- Born: 16 December 1968 Napier, New Zealand
- Died: 17 July 2014 (aged 45) Auckland, New Zealand
- Known for: Celebrity chef

= Ross Burden =

New Zealand chef

Ross Kelvin Burden (16 December 1968 – 17 July 2014) was a celebrity chef from New Zealand. His early career was as a model and he became a chef later in life, using cooking skills learned from his grandmother.

==Career==
Burden's professional television career began after he reached the final of the BBC series MasterChef 1993. He frequently appeared on Ready Steady Cook for eight years, filmed a healthy-eating video with Joan Collins, and made at least five series for Taste.

Burden published two books and wrote columns for two magazines.
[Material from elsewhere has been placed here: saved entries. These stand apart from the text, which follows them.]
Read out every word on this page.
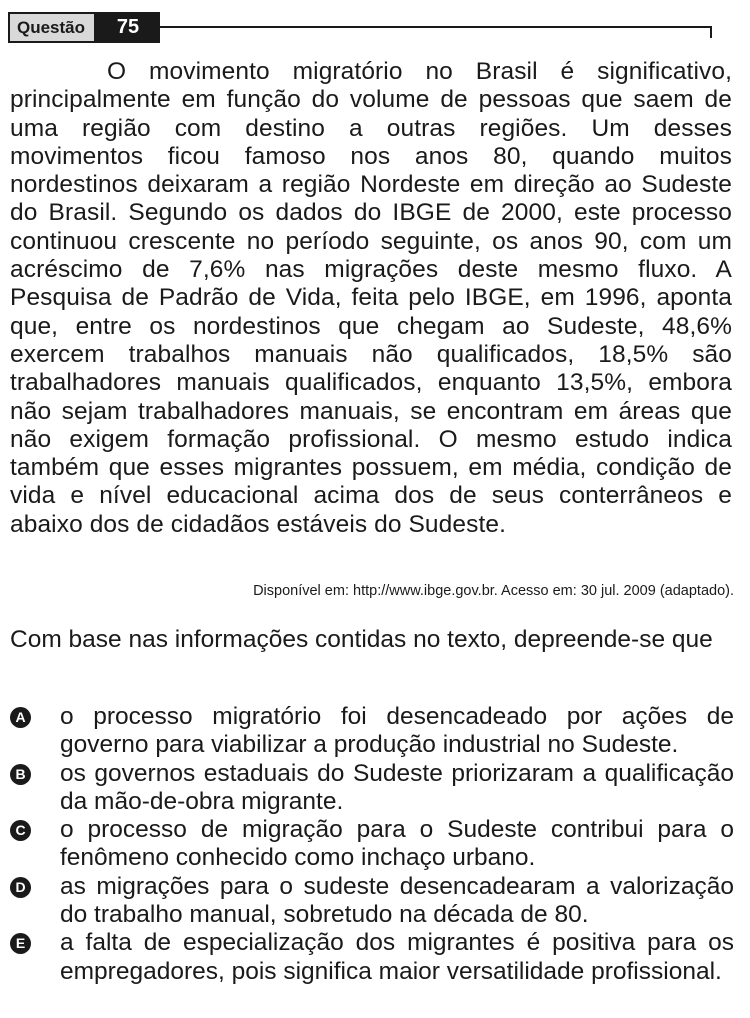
Questão	75

O movimento migratório no Brasil é significativo, principalmente em função do volume de pessoas que saem de uma região com destino a outras regiões. Um desses movimentos ficou famoso nos anos 80, quando muitos nordestinos deixaram a região Nordeste em direção ao Sudeste do Brasil. Segundo os dados do IBGE de 2000, este processo continuou crescente no período seguinte, os anos 90, com um acréscimo de 7,6% nas migrações deste mesmo fluxo. A Pesquisa de Padrão de Vida, feita pelo IBGE, em 1996, aponta que, entre os nordestinos que chegam ao Sudeste, 48,6% exercem trabalhos manuais não qualificados, 18,5% são trabalhadores manuais qualificados, enquanto 13,5%, embora não sejam trabalhadores manuais, se encontram em áreas que não exigem formação profissional. O mesmo estudo indica também que esses migrantes possuem, em média, condição de vida e nível educacional acima dos de seus conterrâneos e abaixo dos de cidadãos estáveis do Sudeste.

Disponível em: http://www.ibge.gov.br. Acesso em: 30 jul. 2009 (adaptado).

Com base nas informações contidas no texto, depreende-se que

A o processo migratório foi desencadeado por ações de governo para viabilizar a produção industrial no Sudeste.
B os governos estaduais do Sudeste priorizaram a qualificação da mão-de-obra migrante.
C o processo de migração para o Sudeste contribui para o fenômeno conhecido como inchaço urbano.
D as migrações para o sudeste desencadearam a valorização do trabalho manual, sobretudo na década de 80.
E a falta de especialização dos migrantes é positiva para os empregadores, pois significa maior versatilidade profissional.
In May 2006, he appeared on The X Factor: Battle of the Stars along with fellow chefs Jean-Christophe Novelli, Aldo Zilli and Paul Rankin. In 2010, Burden judged the first season of MasterChef New Zealand with Simon Gault and Ray McVinnie.

==Personal life and death==
Burden was born in Napier, New Zealand, and brought up there, attending Taradale High School. He studied at the University of Auckland, supporting himself with work as a model, and graduated with a degree in zoology. A self-taught cook, Burden hosted and was a guest on programmes across the world. He was once voted one of the UK's most eligible bachelors. He was gay.

Burden died in Auckland on 17 July 2014 of an infection relating to treatment for leukaemia. In November 2014, it was revealed that Burden had died of Legionnaires' disease due to the infected water supply in the hospital.